N. benthamiana plants expressing AtRH30 were inoculated with (A) TCV, and (B) RCNMV, respectively. Expression of the above proteins from the 35S promoter was done via co-agroinfiltration into N. benthamiana leaves. Top panel: Northern blot analyses of TCV gRNA and RCNMV RNA1 using 3’ end specific probes show reduced accumulation of TCV gRNA and RCNMV RNA1, respectively, in plants expressing RH30 than in control plants. Bottom panel: Ethidium-bromide stained gel to show 18S ribosomal RNA as a loading control. (C) Increased accumulation level of TCV in Arabidopsis RH30 knockout mutants based on Northern blot analysis. Samples in lanes 1 and 2 are from mock- inoculated Arabidopsis RH30 knockout mutants. See further details in panel A. (D) Semi-quantitative RT-PCR shows the induction of RH30 mRNA expression in Arabidopsis plants infected with TCV when compared the mock-inoculated plants. Each experiment was repeated. (E) Expression of RH30 and its mutant protein together with the cDNA of full-length TMV from the 35S promoter was done via co-agroinfiltration into N. benthamiana leaves. Top panel: Northern blot analysis of TMV gRNA and subgenomic RNA using a 3’ end specific probe shows reduced accumulation of TMV RNAs in leaves expressing RH30, but not RH30m in comparison with the control plants. Bottom panel: Northern blot analysis shows the 18S ribosomal RNA as a loading control. Each experiment was repeated.
Fig 12.
Models showing the antiviral functions of the plant RH30 DEAD-box helicase during TBSV replication.

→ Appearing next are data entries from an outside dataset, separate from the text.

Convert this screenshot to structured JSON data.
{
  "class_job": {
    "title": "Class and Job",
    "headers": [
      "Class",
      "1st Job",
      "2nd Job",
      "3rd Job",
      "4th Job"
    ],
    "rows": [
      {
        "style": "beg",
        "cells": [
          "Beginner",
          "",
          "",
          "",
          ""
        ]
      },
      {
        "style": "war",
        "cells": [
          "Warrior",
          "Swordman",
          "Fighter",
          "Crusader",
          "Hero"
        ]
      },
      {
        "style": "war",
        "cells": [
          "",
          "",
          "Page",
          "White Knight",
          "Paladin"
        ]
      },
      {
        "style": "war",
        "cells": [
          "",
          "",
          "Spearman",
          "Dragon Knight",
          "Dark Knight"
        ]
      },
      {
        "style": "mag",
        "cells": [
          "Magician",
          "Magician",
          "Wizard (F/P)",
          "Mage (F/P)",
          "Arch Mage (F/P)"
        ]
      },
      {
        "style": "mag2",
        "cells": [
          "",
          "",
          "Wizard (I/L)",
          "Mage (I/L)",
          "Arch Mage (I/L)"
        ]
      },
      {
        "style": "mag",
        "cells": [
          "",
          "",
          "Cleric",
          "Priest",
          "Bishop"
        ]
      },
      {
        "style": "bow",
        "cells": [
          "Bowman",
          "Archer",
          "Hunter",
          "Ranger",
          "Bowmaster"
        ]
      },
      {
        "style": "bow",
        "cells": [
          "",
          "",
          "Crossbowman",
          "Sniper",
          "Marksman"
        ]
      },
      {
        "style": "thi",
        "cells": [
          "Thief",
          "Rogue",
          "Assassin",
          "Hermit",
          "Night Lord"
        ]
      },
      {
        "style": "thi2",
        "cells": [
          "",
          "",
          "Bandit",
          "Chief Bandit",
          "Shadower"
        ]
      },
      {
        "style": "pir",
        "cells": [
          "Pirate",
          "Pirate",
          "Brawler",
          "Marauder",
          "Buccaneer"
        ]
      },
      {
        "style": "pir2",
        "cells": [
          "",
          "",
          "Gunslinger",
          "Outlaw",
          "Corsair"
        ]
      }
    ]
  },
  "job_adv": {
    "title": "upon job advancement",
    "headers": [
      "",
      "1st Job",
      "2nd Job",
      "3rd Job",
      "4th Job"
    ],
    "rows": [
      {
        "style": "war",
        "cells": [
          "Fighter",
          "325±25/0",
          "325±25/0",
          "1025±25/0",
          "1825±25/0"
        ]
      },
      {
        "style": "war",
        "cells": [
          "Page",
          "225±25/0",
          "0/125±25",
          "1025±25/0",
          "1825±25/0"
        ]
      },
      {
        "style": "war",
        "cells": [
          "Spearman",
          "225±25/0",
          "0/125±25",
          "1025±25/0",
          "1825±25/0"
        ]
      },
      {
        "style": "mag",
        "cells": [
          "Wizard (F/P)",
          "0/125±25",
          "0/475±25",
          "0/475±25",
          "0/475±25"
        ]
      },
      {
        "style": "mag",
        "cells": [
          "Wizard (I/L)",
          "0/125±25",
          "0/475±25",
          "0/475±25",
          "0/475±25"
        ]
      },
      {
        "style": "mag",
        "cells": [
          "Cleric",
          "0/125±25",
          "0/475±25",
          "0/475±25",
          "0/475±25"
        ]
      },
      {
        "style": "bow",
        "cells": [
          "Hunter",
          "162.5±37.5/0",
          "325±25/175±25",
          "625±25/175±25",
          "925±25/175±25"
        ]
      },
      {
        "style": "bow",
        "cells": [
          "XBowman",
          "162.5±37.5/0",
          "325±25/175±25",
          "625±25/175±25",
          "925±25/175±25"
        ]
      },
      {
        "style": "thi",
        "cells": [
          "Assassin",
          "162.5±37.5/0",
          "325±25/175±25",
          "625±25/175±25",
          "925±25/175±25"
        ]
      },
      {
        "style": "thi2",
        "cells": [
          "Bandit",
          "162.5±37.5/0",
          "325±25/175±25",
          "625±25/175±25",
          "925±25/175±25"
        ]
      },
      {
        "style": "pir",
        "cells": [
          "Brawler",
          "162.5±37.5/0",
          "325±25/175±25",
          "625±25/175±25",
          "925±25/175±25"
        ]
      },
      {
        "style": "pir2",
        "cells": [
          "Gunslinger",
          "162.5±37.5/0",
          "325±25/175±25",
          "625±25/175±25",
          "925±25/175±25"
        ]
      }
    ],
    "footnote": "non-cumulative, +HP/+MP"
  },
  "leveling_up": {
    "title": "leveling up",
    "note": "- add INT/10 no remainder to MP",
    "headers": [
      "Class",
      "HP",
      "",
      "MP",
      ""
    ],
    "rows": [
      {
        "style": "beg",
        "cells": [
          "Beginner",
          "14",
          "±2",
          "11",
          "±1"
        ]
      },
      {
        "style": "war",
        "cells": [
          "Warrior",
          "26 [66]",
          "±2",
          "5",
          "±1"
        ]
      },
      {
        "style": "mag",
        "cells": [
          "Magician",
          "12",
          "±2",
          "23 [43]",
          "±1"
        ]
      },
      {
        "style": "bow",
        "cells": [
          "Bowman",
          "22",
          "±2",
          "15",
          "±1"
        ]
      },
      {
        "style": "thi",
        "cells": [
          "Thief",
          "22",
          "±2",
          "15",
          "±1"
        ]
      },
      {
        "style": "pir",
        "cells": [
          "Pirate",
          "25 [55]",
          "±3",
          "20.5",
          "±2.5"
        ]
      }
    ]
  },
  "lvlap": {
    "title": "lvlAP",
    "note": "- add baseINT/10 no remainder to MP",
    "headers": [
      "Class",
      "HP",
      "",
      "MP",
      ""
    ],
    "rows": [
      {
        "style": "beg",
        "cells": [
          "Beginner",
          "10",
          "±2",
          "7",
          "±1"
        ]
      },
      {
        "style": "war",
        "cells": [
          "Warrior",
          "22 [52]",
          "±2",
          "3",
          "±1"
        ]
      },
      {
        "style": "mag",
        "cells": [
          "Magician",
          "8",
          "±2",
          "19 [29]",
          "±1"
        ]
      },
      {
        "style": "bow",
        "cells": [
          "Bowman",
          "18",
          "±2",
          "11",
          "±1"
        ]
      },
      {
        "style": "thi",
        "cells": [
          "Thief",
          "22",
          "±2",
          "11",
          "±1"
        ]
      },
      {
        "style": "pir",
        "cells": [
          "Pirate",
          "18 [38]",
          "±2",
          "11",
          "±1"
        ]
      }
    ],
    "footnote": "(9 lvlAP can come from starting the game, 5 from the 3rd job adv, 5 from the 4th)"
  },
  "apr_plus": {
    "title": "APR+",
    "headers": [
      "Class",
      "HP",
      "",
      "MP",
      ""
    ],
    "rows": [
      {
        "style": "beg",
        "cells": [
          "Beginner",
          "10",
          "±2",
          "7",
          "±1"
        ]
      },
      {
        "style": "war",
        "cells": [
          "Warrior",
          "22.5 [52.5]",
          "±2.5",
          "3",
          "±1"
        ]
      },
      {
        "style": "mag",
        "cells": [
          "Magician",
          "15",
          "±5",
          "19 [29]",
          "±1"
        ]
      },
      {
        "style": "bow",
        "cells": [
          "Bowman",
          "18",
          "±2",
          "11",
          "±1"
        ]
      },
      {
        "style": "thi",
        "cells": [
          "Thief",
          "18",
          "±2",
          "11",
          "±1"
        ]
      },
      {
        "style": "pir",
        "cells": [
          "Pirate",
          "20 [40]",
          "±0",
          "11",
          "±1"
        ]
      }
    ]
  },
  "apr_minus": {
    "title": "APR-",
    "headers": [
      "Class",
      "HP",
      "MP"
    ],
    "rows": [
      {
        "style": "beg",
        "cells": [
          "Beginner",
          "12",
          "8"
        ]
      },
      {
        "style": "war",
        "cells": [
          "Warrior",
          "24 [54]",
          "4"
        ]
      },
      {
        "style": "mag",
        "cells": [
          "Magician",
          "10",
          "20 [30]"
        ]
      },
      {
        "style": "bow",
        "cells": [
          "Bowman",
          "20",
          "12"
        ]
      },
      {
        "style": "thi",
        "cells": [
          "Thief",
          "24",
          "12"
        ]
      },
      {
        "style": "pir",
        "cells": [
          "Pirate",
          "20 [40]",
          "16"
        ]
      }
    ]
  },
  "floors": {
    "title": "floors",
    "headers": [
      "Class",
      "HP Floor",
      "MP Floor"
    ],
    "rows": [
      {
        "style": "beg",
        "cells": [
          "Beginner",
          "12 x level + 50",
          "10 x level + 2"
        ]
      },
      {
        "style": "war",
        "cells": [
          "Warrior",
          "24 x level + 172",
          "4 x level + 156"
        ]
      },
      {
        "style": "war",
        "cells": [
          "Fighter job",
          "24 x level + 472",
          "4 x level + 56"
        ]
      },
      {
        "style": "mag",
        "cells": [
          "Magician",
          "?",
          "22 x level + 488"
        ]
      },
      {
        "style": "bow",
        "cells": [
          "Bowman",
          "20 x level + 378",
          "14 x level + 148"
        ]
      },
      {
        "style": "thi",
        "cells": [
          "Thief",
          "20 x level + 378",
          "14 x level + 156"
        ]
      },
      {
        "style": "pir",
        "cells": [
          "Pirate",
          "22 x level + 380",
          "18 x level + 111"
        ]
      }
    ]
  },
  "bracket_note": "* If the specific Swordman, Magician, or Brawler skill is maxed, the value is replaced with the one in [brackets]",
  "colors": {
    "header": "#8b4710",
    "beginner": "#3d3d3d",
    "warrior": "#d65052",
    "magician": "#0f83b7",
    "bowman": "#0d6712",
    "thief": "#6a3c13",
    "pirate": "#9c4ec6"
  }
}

Based on our current and previous data, we propose that the DDX17-like RH30 helicase interferes with several major steps during TBSV replication. First, RH30 interferes with the recruitment of the viral (+)RNA through unwinding RII(+)-SL cis-acting RNA element, which specifically binds to p33 replication protein only when the stem-loop structure is formed. Also, RH30 can potentially remodel the p33-(+)RNA complex, thus displacing p33 from the complex. Second: Inhibition of p33-(+)RNA complex formation by RH30 also leads to blocking the activation of the p92 RdRp, which requires the (+)RNA with the stem-loop structure in RII(+)-SL formed. Third, displacing p33 from the p33-(+)RNA complex by RH30 inhibits VRC assembly as well. This is because the stem-loop structure in RII(+)-SL is essential part of the VRC assembly platform. The cytosolic pool of RH30 is essential for the antiviral activity.